# Cupboard hinge/stay



## aguilas389 (May 18, 2008)

Do anyone know the part number or a proper description of the hinge come stays used on the high level cupboards in the Hymer 544. There seems to be "trillions" of different ones when I look them up on line in various accessory shops. Unless of course anyone knows of a good fix for ones that fail to stay up ?
Mike Hook
www.freewebs.com/aguilas389


----------



## Carper (Aug 15, 2007)

Hi

Do you mean >These<

Doug


----------



## aguilas389 (May 18, 2008)

*Cupboard Hinges*

Hi Doug,
This is a picture of the cupboard hinge/stays I am trying to find. These and not actually "set into the wood" via a huge shallow hole as are the cupboard hinges in say a house kitchen. I presume these are the ones fitted by Hymer the only markings on them at "tcn" and a small circle of etched lines.
Mike
www.freewebs.com/aguilas389


----------



## Borisd0 (Jan 3, 2006)

Hello aguilas389,

I have just broken the hinge that you refer to. Did you ever find a source for them, if so please let me know.

Thanks,
Geoff


----------



## Techno100 (May 8, 2010)

After exhaustive searching, closest I can find.
http://www.rockler.com/ecom7/product_details.cfm?page=255


----------



## Techno100 (May 8, 2010)

OR this looks more likely
http://www.hardwaresource.com/hinge...ncealed+Hinges+-+Hidden+Hinges/Lift-up+Hinges


----------



## Borisd0 (Jan 3, 2006)

Techno100.
Thanks, the second post looks a likely candidate.
I will follow it up.

Geoff.


----------



## Techno100 (May 8, 2010)

INFACT I'd say I hit the motherload with that one! The more I compare that last one the more it matches 8)


----------



## wackywyco (Apr 30, 2007)

Mike have you broken the hinge or does the door not stay open? The Hinges on some of Hymer doors do not stay open if they impede on another door opening. On my 564 the rear high level cupboard door does not stay open because the Washroom door would hit it when that was opened.


----------



## lancia (Jan 1, 2007)

Mike

As unfashionable as it maybe around this forum, did you try Hymer UK, they are usually very good on parts.

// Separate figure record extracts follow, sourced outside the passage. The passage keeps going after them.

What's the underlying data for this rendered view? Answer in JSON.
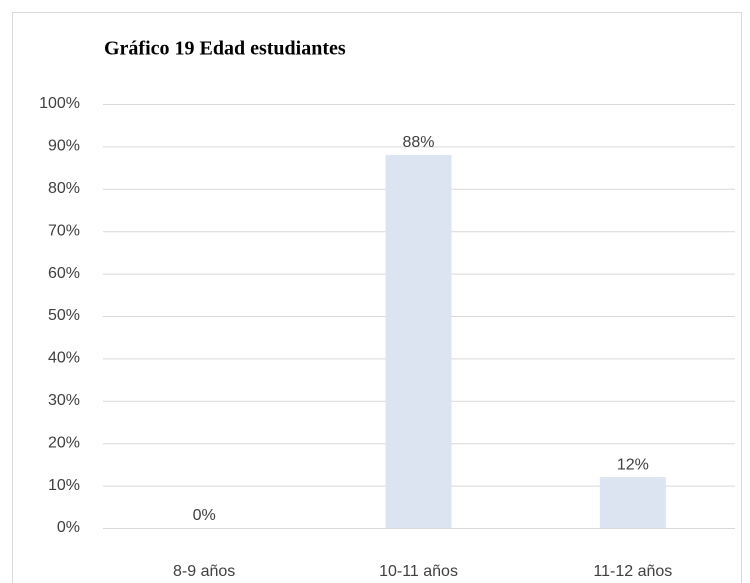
{
  "chart_data": {
    "type": "bar",
    "title": "Gráfico 19 Edad estudiantes",
    "categories": [
      "8-9 años",
      "10-11 años",
      "11-12 años"
    ],
    "values": [
      0,
      88,
      12
    ],
    "value_labels": [
      "0%",
      "88%",
      "12%"
    ],
    "color": "#dce3f1",
    "ylim": [
      0,
      100
    ],
    "yticks": [
      {
        "value": 0,
        "label": "0%"
      },
      {
        "value": 10,
        "label": "10%"
      },
      {
        "value": 20,
        "label": "20%"
      },
      {
        "value": 30,
        "label": "30%"
      },
      {
        "value": 40,
        "label": "40%"
      },
      {
        "value": 50,
        "label": "50%"
      },
      {
        "value": 60,
        "label": "60%"
      },
      {
        "value": 70,
        "label": "70%"
      },
      {
        "value": 80,
        "label": "80%"
      },
      {
        "value": 90,
        "label": "90%"
      },
      {
        "value": 100,
        "label": "100%"
      }
    ],
    "grid": true
  }
}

You need the Hymer serial number for your M/H then just describe the item and they seem to be able to sort it out. The only part they could not supply on our old 1990 S555 was a the side mirrors.

This good part supply on Hymers was one of the big reasons that we have gone down the Hymer route when replacing our old M/H.

Regards

Baz


----------



## aguilas389 (May 18, 2008)

Borisd0 said:


> Hello aguilas389,
> 
> I have just broken the hinge that you refer to. Did you ever find a source for them, if so please let me know.
> 
> ...


 
Geoff,
Have only this morning been able to go on line but as ever, others have been most helpful. I obtained a replacement whilst in Germany some time ago as the Hymer dealership over here are fantastic can't do enough for you. In fact we are just on our way back to the UK on German export plates having chopped our 544 in for a 754, wouldn't change from a Hymer.
Regards
Marion & Mike


----------